Deputy Naughten has called for long Covid to be recognised as an occupational illness for frontline workers, while also urging the government to address the prolonged care requirements of those who are actively living with long Covid.
The study is one of the first surveys to provide data on the lifetime prevalence of long Covid symptoms in the Irish population and demonstrates the need to fully implement the HSE’s recommended ‘three pillar’ approach to long Covid – one that incorporates patient-led rehabilitation, generalist assessment and support, as well as specialist assessment and rehabilitation.
The polling data shows that:
- One in every ten adults have experienced symptoms of long Covid following a period of infection with Covid-19.
o 12 per cent of women reported having experienced symptoms, compared with seven per cent of men.

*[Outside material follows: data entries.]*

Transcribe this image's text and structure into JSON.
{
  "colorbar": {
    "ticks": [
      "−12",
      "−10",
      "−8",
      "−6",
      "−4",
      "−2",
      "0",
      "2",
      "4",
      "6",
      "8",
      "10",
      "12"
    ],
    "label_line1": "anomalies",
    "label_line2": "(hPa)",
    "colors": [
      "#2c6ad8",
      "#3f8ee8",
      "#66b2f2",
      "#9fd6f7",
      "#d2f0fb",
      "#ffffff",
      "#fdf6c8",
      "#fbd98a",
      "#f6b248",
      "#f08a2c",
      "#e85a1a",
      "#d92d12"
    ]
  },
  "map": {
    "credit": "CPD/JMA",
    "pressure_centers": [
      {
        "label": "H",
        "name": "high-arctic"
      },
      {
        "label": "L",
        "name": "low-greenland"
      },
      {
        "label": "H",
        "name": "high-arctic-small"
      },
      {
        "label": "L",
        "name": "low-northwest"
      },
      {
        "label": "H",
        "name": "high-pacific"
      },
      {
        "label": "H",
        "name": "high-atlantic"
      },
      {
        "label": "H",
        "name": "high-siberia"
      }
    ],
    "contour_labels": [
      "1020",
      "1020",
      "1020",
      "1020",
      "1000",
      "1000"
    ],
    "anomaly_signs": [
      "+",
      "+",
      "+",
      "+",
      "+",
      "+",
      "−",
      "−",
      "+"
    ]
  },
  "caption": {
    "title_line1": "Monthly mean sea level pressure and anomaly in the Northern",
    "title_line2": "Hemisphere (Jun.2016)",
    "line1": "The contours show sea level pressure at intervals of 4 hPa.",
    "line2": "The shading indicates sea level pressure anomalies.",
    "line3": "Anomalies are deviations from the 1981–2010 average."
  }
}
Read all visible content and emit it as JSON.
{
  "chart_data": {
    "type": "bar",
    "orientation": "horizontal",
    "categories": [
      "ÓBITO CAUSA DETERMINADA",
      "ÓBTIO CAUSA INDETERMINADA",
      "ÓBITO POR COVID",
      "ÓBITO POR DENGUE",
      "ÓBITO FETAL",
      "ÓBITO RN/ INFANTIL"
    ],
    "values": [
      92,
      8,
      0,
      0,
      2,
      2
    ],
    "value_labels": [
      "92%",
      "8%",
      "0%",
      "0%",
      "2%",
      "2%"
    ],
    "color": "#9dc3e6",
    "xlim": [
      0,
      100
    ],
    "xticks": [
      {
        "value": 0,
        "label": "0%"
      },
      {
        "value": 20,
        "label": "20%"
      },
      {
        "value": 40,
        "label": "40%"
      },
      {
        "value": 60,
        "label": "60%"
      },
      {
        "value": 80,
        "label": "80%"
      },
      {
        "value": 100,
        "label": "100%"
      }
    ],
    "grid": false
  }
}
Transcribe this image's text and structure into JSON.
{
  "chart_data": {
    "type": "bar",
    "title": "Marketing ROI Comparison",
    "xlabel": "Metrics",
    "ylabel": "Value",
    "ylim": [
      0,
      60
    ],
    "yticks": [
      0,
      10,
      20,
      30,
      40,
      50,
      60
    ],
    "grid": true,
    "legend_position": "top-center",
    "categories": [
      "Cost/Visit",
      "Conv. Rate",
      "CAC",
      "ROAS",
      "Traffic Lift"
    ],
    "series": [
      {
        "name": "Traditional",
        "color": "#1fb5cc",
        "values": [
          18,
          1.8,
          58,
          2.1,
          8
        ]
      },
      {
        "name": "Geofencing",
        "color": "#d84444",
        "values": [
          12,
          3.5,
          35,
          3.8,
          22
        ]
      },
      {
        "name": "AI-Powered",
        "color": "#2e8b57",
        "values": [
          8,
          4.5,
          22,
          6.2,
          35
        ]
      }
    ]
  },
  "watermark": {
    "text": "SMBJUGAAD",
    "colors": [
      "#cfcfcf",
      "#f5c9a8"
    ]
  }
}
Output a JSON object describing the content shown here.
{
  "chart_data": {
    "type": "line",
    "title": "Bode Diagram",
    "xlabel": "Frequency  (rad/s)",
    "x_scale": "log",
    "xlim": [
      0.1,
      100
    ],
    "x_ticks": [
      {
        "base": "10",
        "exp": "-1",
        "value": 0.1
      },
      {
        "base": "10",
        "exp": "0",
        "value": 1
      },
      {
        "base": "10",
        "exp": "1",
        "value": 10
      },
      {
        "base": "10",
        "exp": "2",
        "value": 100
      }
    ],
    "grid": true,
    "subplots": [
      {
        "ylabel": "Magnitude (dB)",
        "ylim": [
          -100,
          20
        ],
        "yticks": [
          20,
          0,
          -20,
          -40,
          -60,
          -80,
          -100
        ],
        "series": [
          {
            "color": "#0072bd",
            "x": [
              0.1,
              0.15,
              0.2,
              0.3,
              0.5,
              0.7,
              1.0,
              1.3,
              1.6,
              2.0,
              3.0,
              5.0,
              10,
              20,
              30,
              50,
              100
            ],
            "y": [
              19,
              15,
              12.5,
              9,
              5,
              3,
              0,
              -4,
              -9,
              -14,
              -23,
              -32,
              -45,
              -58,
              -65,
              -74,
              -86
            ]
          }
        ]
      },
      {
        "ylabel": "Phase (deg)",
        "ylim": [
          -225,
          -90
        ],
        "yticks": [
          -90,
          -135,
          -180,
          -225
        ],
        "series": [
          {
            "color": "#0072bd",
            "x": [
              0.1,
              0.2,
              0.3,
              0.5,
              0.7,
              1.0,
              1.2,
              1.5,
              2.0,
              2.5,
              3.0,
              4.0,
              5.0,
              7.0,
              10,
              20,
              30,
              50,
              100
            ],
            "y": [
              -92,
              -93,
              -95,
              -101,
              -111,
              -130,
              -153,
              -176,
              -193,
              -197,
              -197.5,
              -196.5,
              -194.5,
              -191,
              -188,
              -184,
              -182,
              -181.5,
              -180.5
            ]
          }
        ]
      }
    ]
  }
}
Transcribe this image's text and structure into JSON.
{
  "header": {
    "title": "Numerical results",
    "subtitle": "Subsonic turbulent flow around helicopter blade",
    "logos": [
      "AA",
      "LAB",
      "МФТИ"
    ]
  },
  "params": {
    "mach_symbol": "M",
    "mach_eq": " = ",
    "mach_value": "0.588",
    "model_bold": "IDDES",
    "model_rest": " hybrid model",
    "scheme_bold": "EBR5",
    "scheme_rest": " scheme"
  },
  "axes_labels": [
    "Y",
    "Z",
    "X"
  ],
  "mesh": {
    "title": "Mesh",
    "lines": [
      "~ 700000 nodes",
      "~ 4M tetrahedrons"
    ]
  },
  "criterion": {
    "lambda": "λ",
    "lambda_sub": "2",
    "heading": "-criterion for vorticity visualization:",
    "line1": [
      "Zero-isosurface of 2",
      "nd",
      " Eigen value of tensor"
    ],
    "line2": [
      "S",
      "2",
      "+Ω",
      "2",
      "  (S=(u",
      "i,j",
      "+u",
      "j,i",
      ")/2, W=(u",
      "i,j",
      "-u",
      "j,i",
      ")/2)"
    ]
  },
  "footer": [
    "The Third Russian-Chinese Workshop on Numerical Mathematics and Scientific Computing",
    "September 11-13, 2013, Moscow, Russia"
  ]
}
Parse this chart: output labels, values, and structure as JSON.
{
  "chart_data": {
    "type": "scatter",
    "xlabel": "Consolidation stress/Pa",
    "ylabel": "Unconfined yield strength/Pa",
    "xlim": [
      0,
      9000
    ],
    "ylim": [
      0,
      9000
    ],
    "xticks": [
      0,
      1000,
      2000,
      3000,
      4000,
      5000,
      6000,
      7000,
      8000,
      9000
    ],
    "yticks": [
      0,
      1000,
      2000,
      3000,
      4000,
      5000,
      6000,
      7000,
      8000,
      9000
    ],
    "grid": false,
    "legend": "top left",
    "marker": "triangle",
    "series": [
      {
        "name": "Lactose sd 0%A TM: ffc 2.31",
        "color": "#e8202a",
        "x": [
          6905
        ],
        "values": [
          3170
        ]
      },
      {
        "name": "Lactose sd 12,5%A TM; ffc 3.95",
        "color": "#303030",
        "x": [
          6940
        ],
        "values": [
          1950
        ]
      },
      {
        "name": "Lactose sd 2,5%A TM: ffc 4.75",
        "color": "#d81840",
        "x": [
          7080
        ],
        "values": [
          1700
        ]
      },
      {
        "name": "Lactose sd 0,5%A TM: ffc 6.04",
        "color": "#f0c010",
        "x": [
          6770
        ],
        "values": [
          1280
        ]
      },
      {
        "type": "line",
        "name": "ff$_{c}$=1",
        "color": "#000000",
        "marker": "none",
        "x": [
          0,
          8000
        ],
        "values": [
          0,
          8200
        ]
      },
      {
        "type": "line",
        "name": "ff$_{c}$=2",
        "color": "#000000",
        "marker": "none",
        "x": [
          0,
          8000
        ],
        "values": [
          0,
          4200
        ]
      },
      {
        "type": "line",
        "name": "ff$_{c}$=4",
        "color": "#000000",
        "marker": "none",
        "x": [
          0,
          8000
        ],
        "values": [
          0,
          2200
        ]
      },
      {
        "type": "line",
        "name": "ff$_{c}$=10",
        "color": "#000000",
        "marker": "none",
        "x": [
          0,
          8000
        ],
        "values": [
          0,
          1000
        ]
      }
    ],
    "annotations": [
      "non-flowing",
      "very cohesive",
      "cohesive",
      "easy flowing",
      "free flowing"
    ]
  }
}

- Of this group, 68 per cent reported that their ability to conduct daily activities had been either ‘somewhat affected’ or ‘severely affected’ as a result of their symptoms.
- The most commonly reported symptoms include fatigue (81 per cent), shortness of breath (57 per cent), memory problems (53 per cent) and sleep problems (48 per cent).
While the HSE commissioned its own survey on long Covid just three weeks ago, the results are unlikely to be known for some time.
This new survey is the first of its kind to be conducted in Ireland and offers a stark perspective on the community prevalence of long Covid, which does not currently have a defined treatment pathway.
Naughten said the government should work in tandem with the HSE, patients, frontline clinicians and other stakeholders to expedite the delivery of a national action plan on long Covid.
This means classifying it as an occupational illness for frontline workers, allocating funding to fully operationalise specialist clinics, and recruiting specialist clinicians across the health service.
Commenting on the research, Naughten said the figures are indicative of the sheer scale and severity of this issue, stating, “that one in every ten adults experienced symptoms of long Covid following an initial period of infection should serve as a stark warning of the pressure that will be placed on our health system in the months ahead.”
While the symptoms of long Covid are currently ill-defined, they do include fatigue and brain fog, which are experienced at least 12 weeks after the initial infection for significant periods of time, in some cases over two years.
Naughton added, “it is clear that many patients have a significant and often complex symptom burden and need access to cross-speciality, multidisciplinary treatment. At present, many people are simply not receiving this care.”